Pa quickly blessed to food informally today. I was sort of glad I didn’t have to take Sally’s hand, but on the other hand, I was a bit disappointed. We ate as Pa and Milly discussed the morning’s sermon. This was a weekly routine on Sunday’s the preacher was in town. “We’ve been talking in the town council meetings about hiring a preacher full time,” Pa announced. “Brother _______________ is thinking on quitting the circuit and settling down in Santa Fe to preach every Sunday. He said circuit riding is dying out, what with preachers finally moving in to the communities.”
“Any idea on where to start?” Milly asked.
“We’ve written the church in Santa Fe. They’ll send us a list of prospective preachers looking for a church. At the moment, the pay can’t be much, but we hope it’ll be enough to encourage a preacher to come.”
Milly smiled. “It’s wonderful! I would love it if we could have a full-time preacher.”
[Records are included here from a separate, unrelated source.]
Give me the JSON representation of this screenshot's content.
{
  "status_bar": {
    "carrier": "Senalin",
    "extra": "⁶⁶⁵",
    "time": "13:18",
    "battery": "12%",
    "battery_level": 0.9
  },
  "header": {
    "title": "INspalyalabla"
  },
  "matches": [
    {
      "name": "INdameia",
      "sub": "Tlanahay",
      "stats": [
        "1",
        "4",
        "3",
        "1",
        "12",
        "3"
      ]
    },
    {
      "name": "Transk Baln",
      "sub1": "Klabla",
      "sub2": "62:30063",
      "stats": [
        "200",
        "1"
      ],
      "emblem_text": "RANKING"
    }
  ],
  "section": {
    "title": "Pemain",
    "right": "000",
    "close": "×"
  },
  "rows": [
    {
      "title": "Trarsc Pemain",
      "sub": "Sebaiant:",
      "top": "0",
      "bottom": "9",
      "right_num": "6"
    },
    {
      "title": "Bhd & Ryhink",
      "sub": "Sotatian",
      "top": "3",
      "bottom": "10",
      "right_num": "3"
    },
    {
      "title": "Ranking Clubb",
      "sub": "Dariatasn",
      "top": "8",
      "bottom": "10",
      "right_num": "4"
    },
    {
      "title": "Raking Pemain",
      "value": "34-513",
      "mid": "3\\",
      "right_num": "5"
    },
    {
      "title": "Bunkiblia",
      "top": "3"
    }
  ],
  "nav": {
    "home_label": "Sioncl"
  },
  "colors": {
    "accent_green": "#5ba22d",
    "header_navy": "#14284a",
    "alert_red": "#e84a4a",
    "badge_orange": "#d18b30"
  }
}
“We had one hired a couple years ago,” I announced then. “Remember, Pa?”
Pa nodded. “Yes, Reverend _________ and his wife were killed by bank robbers on their way out here. One of the robbers and his wife posed as the couple. She was killed and he was sent off to a long prison term.”
“Pa, when will we get a new preacher?” I asked as I finished off my second piece of fried chicken and Milly held out the plate for me to take a third.”
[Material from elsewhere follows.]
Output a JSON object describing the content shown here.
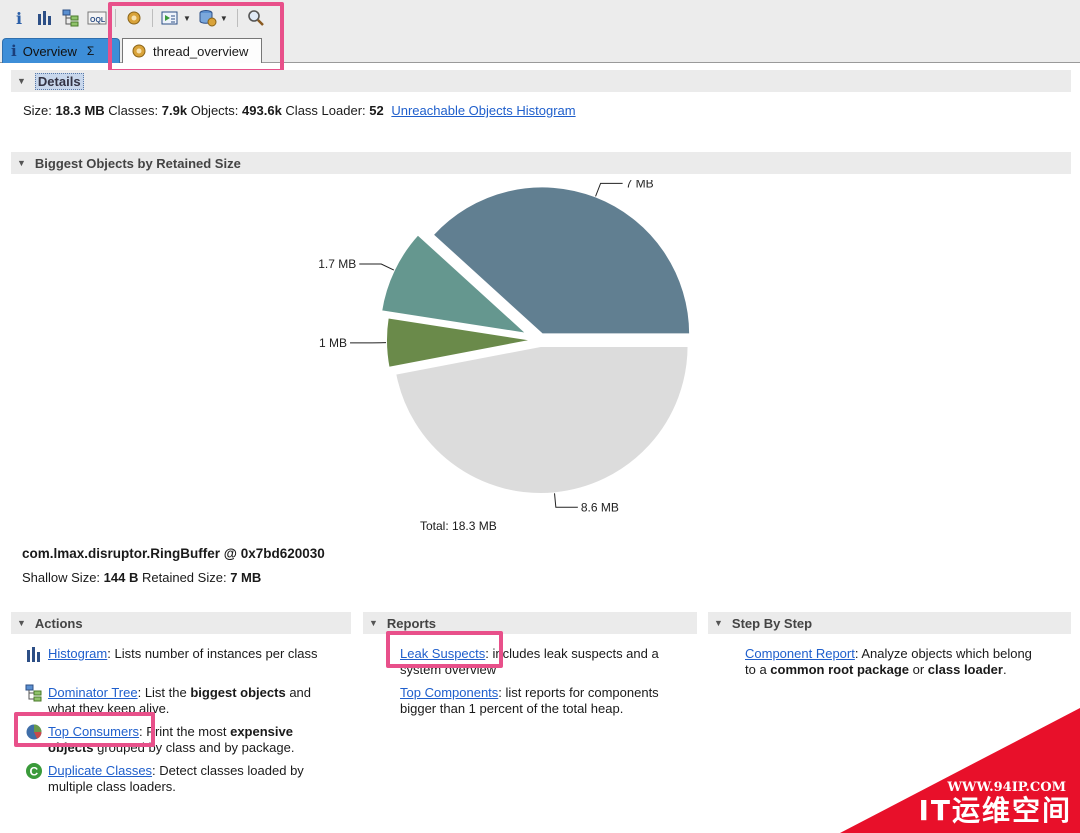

“Well, it’s hard to tell, son. I just sent off the letter last Saturday after the meeting. Could be months or…”
“Years,” Sally answered. “When our last preacher left at our church back home, we were without a minister for three years!”
“What did you do?” I asked.
“Oh,” Sally shrugged. “The deacons would lead services a couple times a month. The rest of the time, we simply worshiped at home.”
“We do that when the preacher isn’t riding through,” I stated. “Some of my best lessons were learned at my father’s knees.”
Sally crinkled. She got a mischievous gleam in her eyes. “At them or…over them?”
“Both!” Pa declared with a wink. We all laughed.
Pa laid back and propped his head up with his elbow. “It was wonderful, honey,” Pa stated with a satisfied smile.
Milly smiled a thank you. Pa turned and looked at me. “You…uh…usually play baseball around this time, don’t you?”
I turned and looked at Sally. “Well, normally, but not today.”
Pa raised his eyebrows and motioned for me to scoot. I could tell he wanted to be alone with his sweetheart. “Yes…uh, Sally, I’m sure you would love to join the girls to watch the game. It’s usually pretty entertaining.”
I looked at Sally. She stood. “I think they want us to go, Mark.”
We started away. We stopped half-way to the field where the ballgames always take place and turned. Milly was smiling as Pa gently touched her hand and rubbed his thumb across it. Pa was talking softly. I turned and looked at Sally and we smiled knowingly at each other. “Come on,” I said.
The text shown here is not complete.